21 de Abril de 2017

El arte de conversar
Arturo Méndez Preciado

Se crea la unidad de transición de las Juntas al Poder Judicial

Una pregunta muy frecuente que nos hacen a los que estamos inmersos en el ámbito laboral es: ¿que van a desaparecer las juntas? Sí, efectivamente, la desaparición de las Juntas de Conciliación y Arbitraje ya es historia, tema aprobado. Otra duda pregunta lógica y necesaria, tanto de empresarios, sindicatos, cámaras empresariales, colegios de abogados, litigantes, personal de base, presidentes, secretarios, actuarios, todititos todos –empezando por mí- es: ¿cuándo van a desaparecer? Respuesta muy difícil y compleja, ya que entramos al mundo de las interpretaciones, es decir, respondemos al cálculo. De hecho, personalmente no tengo clara aún la respuesta y eso que trato de buscarla. En mi opinión, sigue siendo un tema incierto, manejado con mucha "secrecía" de los responsables -a veces pienso que ni para ellos está claro-. 

Sobra recordar que la reforma a la justicia laboral es inconclusa pues, no obstante que el 24 de febrero de 2017 se publicó en el Diario Oficial de la Federación, determinando la extinción de las Juntas, aún es necesario que se hagan las reformas legales para su aplicación; esto es, la reforma a la Ley Federal del Trabajo y la expedición de la Ley Orgánica del ente conciliador, además de los ajustes de las legislatura de los estados. Considero que la agenda para su aplicación aún es incierta, pues depende de que se presenten los proyectos de ley para su aprobación ante la Cámara de Senadores y la de Diputados, y después que las legislaturas de los estados hagan lo suyo. Por lo pronto, es evidente que este año no será. Entonces, se espera que esto se desenlace el año que entra lo cual se torna difícil, por la cuestión presupuestal, y a mí me llama la atención que es un año electoral, y la agenda política, creo, estará concentrada en eso.

Contrario a esto, el Presidente de la República, en voz del secretario del Trabajo, Navarrete Prida, ha manifestado que, el Ejecutivo, se compromete a pesar de las restricciones presupuestales, aplicar en tiempo y forma la reforma a la justicia laboral, y “que no dejará esta tarea pendiente” a la próxima administración, tarea compleja y difícil en mi opinión, estamos en carrera contra el tiempo.

Lo cierto es que aún no sabemos el alcance de la reforma legal, y la Secretaria del Trabajo Federal ya creó la Unidad de Enlace de la Reforma de la Justicia Laboral y designó a Ángela Quiroga Quiroga para tal efecto, quien será la encargada de coordinar el proceso y transición de las Juntas Federales y locales a los Poderes Judiciales así como la integración de los organismos conciliadores, quien ha manifestado que se encuentran trabajando –apenas- para la propuesta del Código Nacional de Procesos Laborales y Ley Orgánica del ente conciliador. Lo que implica que una vez definidos estos temas se deberá dispersar a los estados para que hagan sus ajustes presupuestarios y legales para la implementación de la justicia laboral.

Ahora bien, insisto, mientras no esté la reforma completa, no podemos conocer el alcance de la misma ni costo de aplicación, pues, para ello, es menester tener ya esos instrumentos, lo cual vemos complicado; lo cierto es que tendremos que esperarnos al próximo periodo ordinario de sesiones para que entre en análisis los proyectos de ley necesarios, conocer el alcance de la reforma y ahora sí que los estados hagan sus ajustes legales y presupuestarios necesarios para su aplicación. Esto significa que para que estén funcionando los juzgados laborales el año que entra, tendría que estar completa la legislación, y los ajustes monetarios aprobados en este mismo año para ejercerlos el próximo.

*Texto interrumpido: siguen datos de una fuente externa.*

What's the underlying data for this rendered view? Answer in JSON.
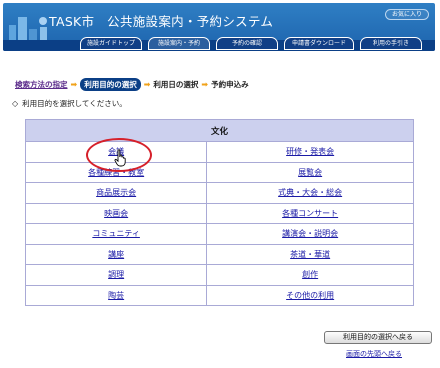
{
  "header": {
    "title": "TASK市　公共施設案内・予約システム",
    "favorites_label": "お気に入り",
    "nav": [
      {
        "label": "施設ガイドトップ"
      },
      {
        "label": "施設案内・予約"
      },
      {
        "label": "予約の確認"
      },
      {
        "label": "申請書ダウンロード"
      },
      {
        "label": "利用の手引き"
      }
    ],
    "active_nav_index": 1
  },
  "steps": {
    "search_method": "検索方法の指定",
    "purpose": "利用目的の選択",
    "date": "利用日の選択",
    "apply": "予約申込み"
  },
  "instruction": "利用目的を選択してください。",
  "table": {
    "category": "文化",
    "rows": [
      [
        "会議",
        "研修・発表会"
      ],
      [
        "各種練習・教室",
        "展覧会"
      ],
      [
        "商品展示会",
        "式典・大会・総会"
      ],
      [
        "映画会",
        "各種コンサート"
      ],
      [
        "コミュニティ",
        "講演会・説明会"
      ],
      [
        "講座",
        "茶道・華道"
      ],
      [
        "調理",
        "創作"
      ],
      [
        "陶芸",
        "その他の利用"
      ]
    ]
  },
  "back_button": "利用目的の選択へ戻る",
  "to_top": "画面の先頭へ戻る",
  "colors": {
    "header_blue": "#1d63ad",
    "nav_dark": "#0b3f86",
    "table_header": "#ccd0ee",
    "step_arrow": "#f0a21a",
    "highlight_circle": "#d6202a"
  }
}
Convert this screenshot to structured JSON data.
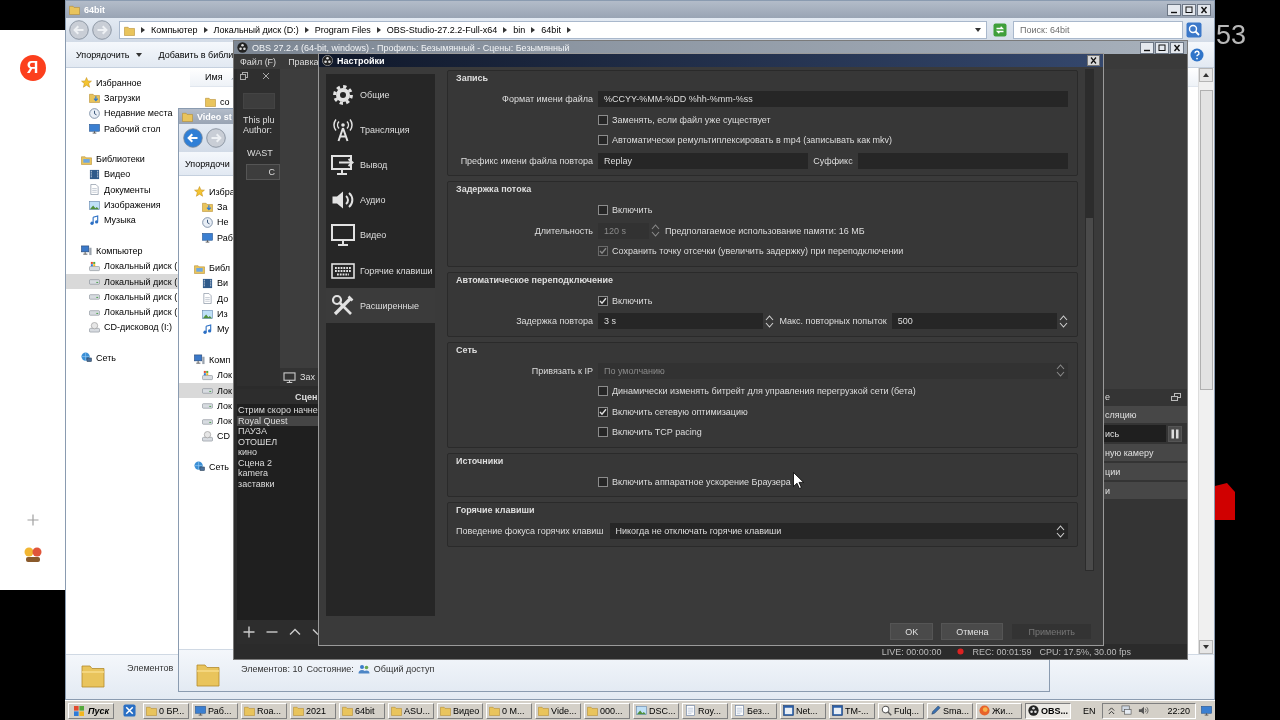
{
  "browser_panel": {
    "logo": "Я"
  },
  "video_overlay": {
    "text": "53"
  },
  "explorers": [
    {
      "title": "64bit",
      "back_enabled": false,
      "breadcrumb": [
        "Компьютер",
        "Локальный диск (D:)",
        "Program Files",
        "OBS-Studio-27.2.2-Full-x64",
        "bin",
        "64bit"
      ],
      "search": {
        "placeholder": "Поиск: 64bit"
      },
      "toolbar": [
        {
          "label": "Упорядочить",
          "dropdown": true
        },
        {
          "label": "Добавить в библи",
          "dropdown": false
        }
      ],
      "nav": [
        {
          "label": "Избранное",
          "kind": "star",
          "selected": false,
          "children": [
            {
              "label": "Загрузки",
              "kind": "downloads",
              "selected": false
            },
            {
              "label": "Недавние места",
              "kind": "recent",
              "selected": false
            },
            {
              "label": "Рабочий стол",
              "kind": "desktop",
              "selected": false
            }
          ]
        },
        {
          "label": "Библиотеки",
          "kind": "library",
          "selected": false,
          "children": [
            {
              "label": "Видео",
              "kind": "video",
              "selected": false
            },
            {
              "label": "Документы",
              "kind": "document",
              "selected": false
            },
            {
              "label": "Изображения",
              "kind": "image",
              "selected": false
            },
            {
              "label": "Музыка",
              "kind": "music",
              "selected": false
            }
          ]
        },
        {
          "label": "Компьютер",
          "kind": "computer",
          "selected": false,
          "children": [
            {
              "label": "Локальный диск (",
              "kind": "system_drive",
              "selected": false
            },
            {
              "label": "Локальный диск (",
              "kind": "drive",
              "selected": true
            },
            {
              "label": "Локальный диск (",
              "kind": "drive",
              "selected": false
            },
            {
              "label": "Локальный диск (",
              "kind": "drive",
              "selected": false
            },
            {
              "label": "CD-дисковод (I:)",
              "kind": "cd",
              "selected": false
            }
          ]
        },
        {
          "label": "Сеть",
          "kind": "network",
          "selected": false
        }
      ],
      "columns": [
        "Имя"
      ],
      "files": [
        "co"
      ],
      "details": {
        "count": "Элементов"
      }
    },
    {
      "title": "Video st",
      "back_enabled": true,
      "toolbar": [
        {
          "label": "Упорядочи",
          "dropdown": false
        }
      ],
      "nav": [
        {
          "label": "Избра",
          "kind": "star",
          "selected": false,
          "children": [
            {
              "label": "За",
              "kind": "downloads",
              "selected": false
            },
            {
              "label": "Не",
              "kind": "recent",
              "selected": false
            },
            {
              "label": "Раб",
              "kind": "desktop",
              "selected": false
            }
          ]
        },
        {
          "label": "Библ",
          "kind": "library",
          "selected": false,
          "children": [
            {
              "label": "Ви",
              "kind": "video",
              "selected": false
            },
            {
              "label": "До",
              "kind": "document",
              "selected": false
            },
            {
              "label": "Из",
              "kind": "image",
              "selected": false
            },
            {
              "label": "Му",
              "kind": "music",
              "selected": false
            }
          ]
        },
        {
          "label": "Комп",
          "kind": "computer",
          "selected": false,
          "children": [
            {
              "label": "Лок",
              "kind": "system_drive",
              "selected": false
            },
            {
              "label": "Лок",
              "kind": "drive",
              "selected": true
            },
            {
              "label": "Лок",
              "kind": "drive",
              "selected": false
            },
            {
              "label": "Лок",
              "kind": "drive",
              "selected": false
            },
            {
              "label": "CD",
              "kind": "cd",
              "selected": false
            }
          ]
        },
        {
          "label": "Сеть",
          "kind": "network",
          "selected": false
        }
      ],
      "details": {
        "count": "Элементов: 10",
        "state_label": "Состояние:",
        "state": "Общий доступ"
      }
    }
  ],
  "obs": {
    "title": "OBS 27.2.4 (64-bit, windows) - Профиль: Безымянный - Сцены: Безымянный",
    "menu": [
      "Файл (F)",
      "Правка"
    ],
    "plugin_dock": {
      "lines": [
        "This plu",
        "Author:"
      ],
      "heading": "WAST",
      "button": "C"
    },
    "source_toolbar": {
      "label": "Зах"
    },
    "scenes": {
      "title": "Сцен",
      "items": [
        {
          "label": "Стрим скоро начне",
          "selected": false
        },
        {
          "label": "Royal Quest",
          "selected": true
        },
        {
          "label": "ПАУЗА",
          "selected": false
        },
        {
          "label": "ОТОШЕЛ",
          "selected": false
        },
        {
          "label": "кино",
          "selected": false
        },
        {
          "label": "Сцена 2",
          "selected": false
        },
        {
          "label": "kamera",
          "selected": false
        },
        {
          "label": "заставки",
          "selected": false
        }
      ]
    },
    "controls": {
      "title": "е",
      "buttons": [
        {
          "label": "сляцию",
          "checked": false
        },
        {
          "label": "ись",
          "checked": true
        },
        {
          "label": "ную камеру",
          "checked": false
        },
        {
          "label": "ции",
          "checked": false
        },
        {
          "label": "и",
          "checked": false
        }
      ]
    },
    "status": {
      "live": "LIVE: 00:00:00",
      "rec": "REC: 00:01:59",
      "cpu": "CPU: 17.5%, 30.00 fps"
    }
  },
  "settings": {
    "title": "Настройки",
    "categories": [
      {
        "label": "Общие",
        "kind": "general",
        "selected": false
      },
      {
        "label": "Трансляция",
        "kind": "stream",
        "selected": false
      },
      {
        "label": "Вывод",
        "kind": "output",
        "selected": false
      },
      {
        "label": "Аудио",
        "kind": "audio",
        "selected": false
      },
      {
        "label": "Видео",
        "kind": "video",
        "selected": false
      },
      {
        "label": "Горячие клавиши",
        "kind": "hotkeys",
        "selected": false
      },
      {
        "label": "Расширенные",
        "kind": "advanced",
        "selected": true
      }
    ],
    "groups": [
      {
        "title": "Запись",
        "wide_labels": false,
        "rows": [
          {
            "kind": "text",
            "label": "Формат имени файла",
            "value": "%CCYY-%MM-%DD %hh-%mm-%ss",
            "disabled": false
          },
          {
            "kind": "check",
            "label": "Заменять, если файл уже существует",
            "checked": false,
            "disabled": false
          },
          {
            "kind": "check",
            "label": "Автоматически ремультиплексировать в mp4 (записывать как mkv)",
            "checked": false,
            "disabled": false
          },
          {
            "kind": "pair",
            "label": "Префикс имени файла повтора",
            "value": "Replay",
            "label2": "Суффикс",
            "disabled": false
          }
        ]
      },
      {
        "title": "Задержка потока",
        "wide_labels": false,
        "rows": [
          {
            "kind": "check",
            "label": "Включить",
            "checked": false,
            "disabled": false
          },
          {
            "kind": "spin",
            "label": "Длительность",
            "value": "120 s",
            "note": "Предполагаемое использование памяти: 16 МБ",
            "disabled": true
          },
          {
            "kind": "check",
            "label": "Сохранить точку отсечки (увеличить задержку) при переподключении",
            "checked": true,
            "disabled": true
          }
        ]
      },
      {
        "title": "Автоматическое переподключение",
        "wide_labels": false,
        "rows": [
          {
            "kind": "check",
            "label": "Включить",
            "checked": true,
            "disabled": false
          },
          {
            "kind": "spin_pair",
            "label": "Задержка повтора",
            "value": "3 s",
            "label2": "Макс. повторных попыток",
            "value2": "500",
            "disabled": false
          }
        ]
      },
      {
        "title": "Сеть",
        "wide_labels": false,
        "rows": [
          {
            "kind": "select",
            "label": "Привязать к IP",
            "value": "По умолчанию",
            "disabled": true
          },
          {
            "kind": "check",
            "label": "Динамически изменять битрейт для управления перегрузкой сети (бета)",
            "checked": false,
            "disabled": false
          },
          {
            "kind": "check",
            "label": "Включить сетевую оптимизацию",
            "checked": true,
            "disabled": false
          },
          {
            "kind": "check",
            "label": "Включить TCP pacing",
            "checked": false,
            "disabled": false
          }
        ]
      },
      {
        "title": "Источники",
        "wide_labels": false,
        "rows": [
          {
            "kind": "check",
            "label": "Включить аппаратное ускорение Браузера",
            "checked": false,
            "disabled": false
          }
        ]
      },
      {
        "title": "Горячие клавиши",
        "wide_labels": true,
        "rows": [
          {
            "kind": "select",
            "label": "Поведение фокуса горячих клавиш",
            "value": "Никогда не отключать горячие клавиши",
            "disabled": false
          }
        ]
      }
    ],
    "buttons": [
      {
        "label": "OK",
        "disabled": false
      },
      {
        "label": "Отмена",
        "disabled": false
      },
      {
        "label": "Применить",
        "disabled": true
      }
    ]
  },
  "taskbar": {
    "start": "Пуск",
    "tasks": [
      {
        "label": "0 БР...",
        "kind": "folder",
        "selected": false
      },
      {
        "label": "Раб...",
        "kind": "desktop",
        "selected": false
      },
      {
        "label": "Roa...",
        "kind": "folder",
        "selected": false
      },
      {
        "label": "2021",
        "kind": "folder",
        "selected": false
      },
      {
        "label": "64bit",
        "kind": "folder",
        "selected": false
      },
      {
        "label": "ASU...",
        "kind": "folder",
        "selected": false
      },
      {
        "label": "Видео",
        "kind": "folder",
        "selected": false
      },
      {
        "label": "0 M...",
        "kind": "folder",
        "selected": false
      },
      {
        "label": "Vide...",
        "kind": "folder",
        "selected": false
      },
      {
        "label": "000...",
        "kind": "folder",
        "selected": false
      },
      {
        "label": "DSC...",
        "kind": "photo",
        "selected": false
      },
      {
        "label": "Roy...",
        "kind": "notepad",
        "selected": false
      },
      {
        "label": "Без...",
        "kind": "notepad",
        "selected": false
      },
      {
        "label": "Net...",
        "kind": "window",
        "selected": false
      },
      {
        "label": "TM-...",
        "kind": "window",
        "selected": false
      },
      {
        "label": "Fulq...",
        "kind": "search",
        "selected": false
      },
      {
        "label": "Sma...",
        "kind": "pen",
        "selected": false
      },
      {
        "label": "Жи...",
        "kind": "browser",
        "selected": false
      },
      {
        "label": "OBS...",
        "kind": "obs",
        "selected": true
      }
    ],
    "language": "EN",
    "clock": "22:20"
  }
}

Lo que no entiendo es como se puede estar hablando de unidades de transición de las Juntas de Conciliación al Poder Judicial, es decir desaparecer un ente y mudarlo a otro, si aún no ha nacido la criatura, no sabemos ni cómo se va llamar, en dónde va vivir, de qué tamaño va estar, qué facultades va tener, cuántos van a ser, y ni siquiera sabemos que funciones y atribuciones tendrá; como que está invertido el orden, ¿no creen? A no ser que se reúnan para calcular cómo será el niño en ciernes y cuánto va costar su manutención, lo que sí es cierto, es que no sabemos nada de nada, no sé, por favor, que alguien me explique. ¿Usted que opina? ¡Se vale replicar!